"Tony Lewis" <[EMAIL PROTECTED]> writes:

> I didn't miss the point at all. I'm trying to make a completely different
> one, which is that regular expressions will confuse most users (even if you
> tell them that the argument to --filter is a regular expression).

Well, "most users" will probably not use --filter in the first place.
Those that do will have to look at the documentation where they'll
find that it accepts regexps.  Since Wget is hardly the first program
to use regexps, I don't see why most users would be confused by that
choice.

> Yes, regular expressions are used elsewhere on Unix, but not
> everywhere. The shell is the most obvious comparison for user input
> dealing with expressions that select multiple objects; the shell
> uses globs.

I don't see a clear line that connects --filter to glob patterns as
used by the shell.  If anything, the connection is with grep and other
commands that provide powerful filtering (awk and Perl's //
operators), which all seem to work on regexps.  Where the context can
be thought of shell-like (as in wget ftp://blah/*), Wget happily
obliges by providing shell-compatible patterns.
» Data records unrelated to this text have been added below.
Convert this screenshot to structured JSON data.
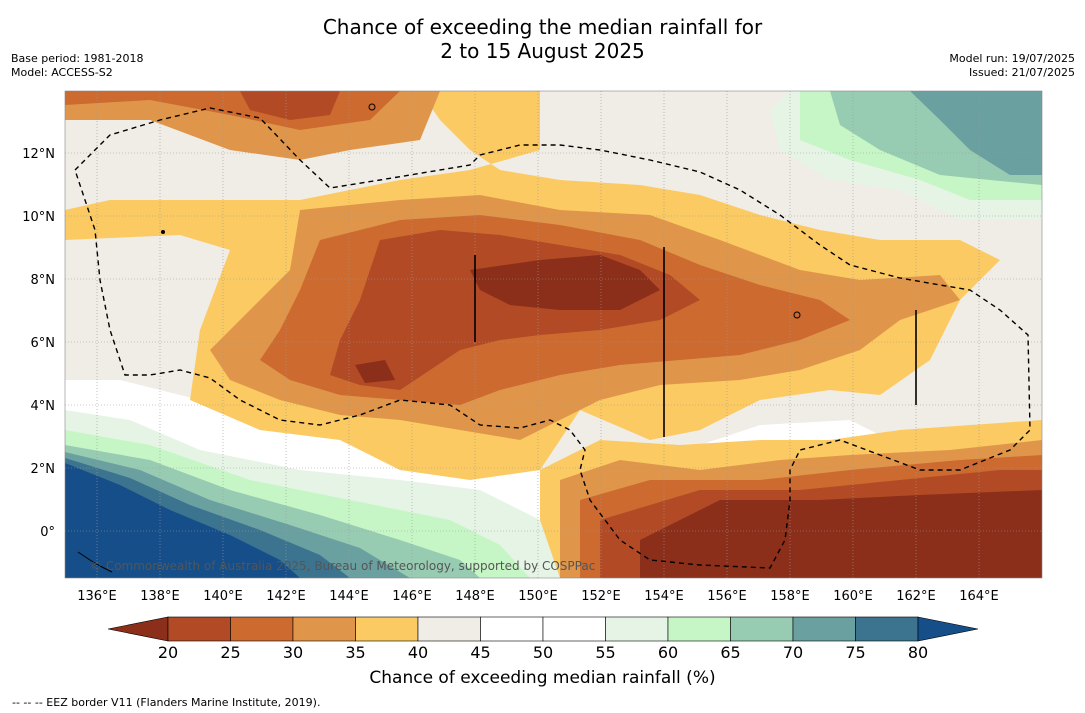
{
  "title": {
    "line1": "Chance of exceeding the median rainfall for",
    "line2": "2 to 15 August 2025"
  },
  "meta": {
    "base_period": "Base period: 1981-2018",
    "model": "Model: ACCESS-S2",
    "model_run": "Model run: 19/07/2025",
    "issued": "Issued: 21/07/2025"
  },
  "map": {
    "lon_labels": [
      "136°E",
      "138°E",
      "140°E",
      "142°E",
      "144°E",
      "146°E",
      "148°E",
      "150°E",
      "152°E",
      "154°E",
      "156°E",
      "158°E",
      "160°E",
      "162°E",
      "164°E"
    ],
    "lat_labels": [
      "12°N",
      "10°N",
      "8°N",
      "6°N",
      "4°N",
      "2°N",
      "0°"
    ],
    "copyright": "© Commonwealth of Australia 2025, Bureau of Meteorology, supported by COSPPac"
  },
  "colorbar": {
    "ticks": [
      "20",
      "25",
      "30",
      "35",
      "40",
      "45",
      "50",
      "55",
      "60",
      "65",
      "70",
      "75",
      "80"
    ],
    "colors": [
      "#8b2e1a",
      "#b14a25",
      "#cc6a30",
      "#e0964a",
      "#fcca62",
      "#f0ece6",
      "#ffffff",
      "#ffffff",
      "#e6f4e6",
      "#c6f6c6",
      "#98ccb2",
      "#6aa0a0",
      "#3c7490",
      "#154e88"
    ],
    "title": "Chance of exceeding median rainfall (%)"
  },
  "footnote": "--  --  -- EEZ border V11 (Flanders Marine Institute, 2019)."
}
> I don't think ",r" complicates the command that much. Internally,
> the only additional work for supporting both globs and regular
> expressions is a function that converts a glob into a regexp when
> ",r" is not requested.  That's a straightforward transformation.

",r" makes it harder to input regexps, which are the whole point of
introducing --filter.  Besides, having two different syntaxes for the
same switch, and for no good reason, is not really acceptable, even if
the implementation is straightforward.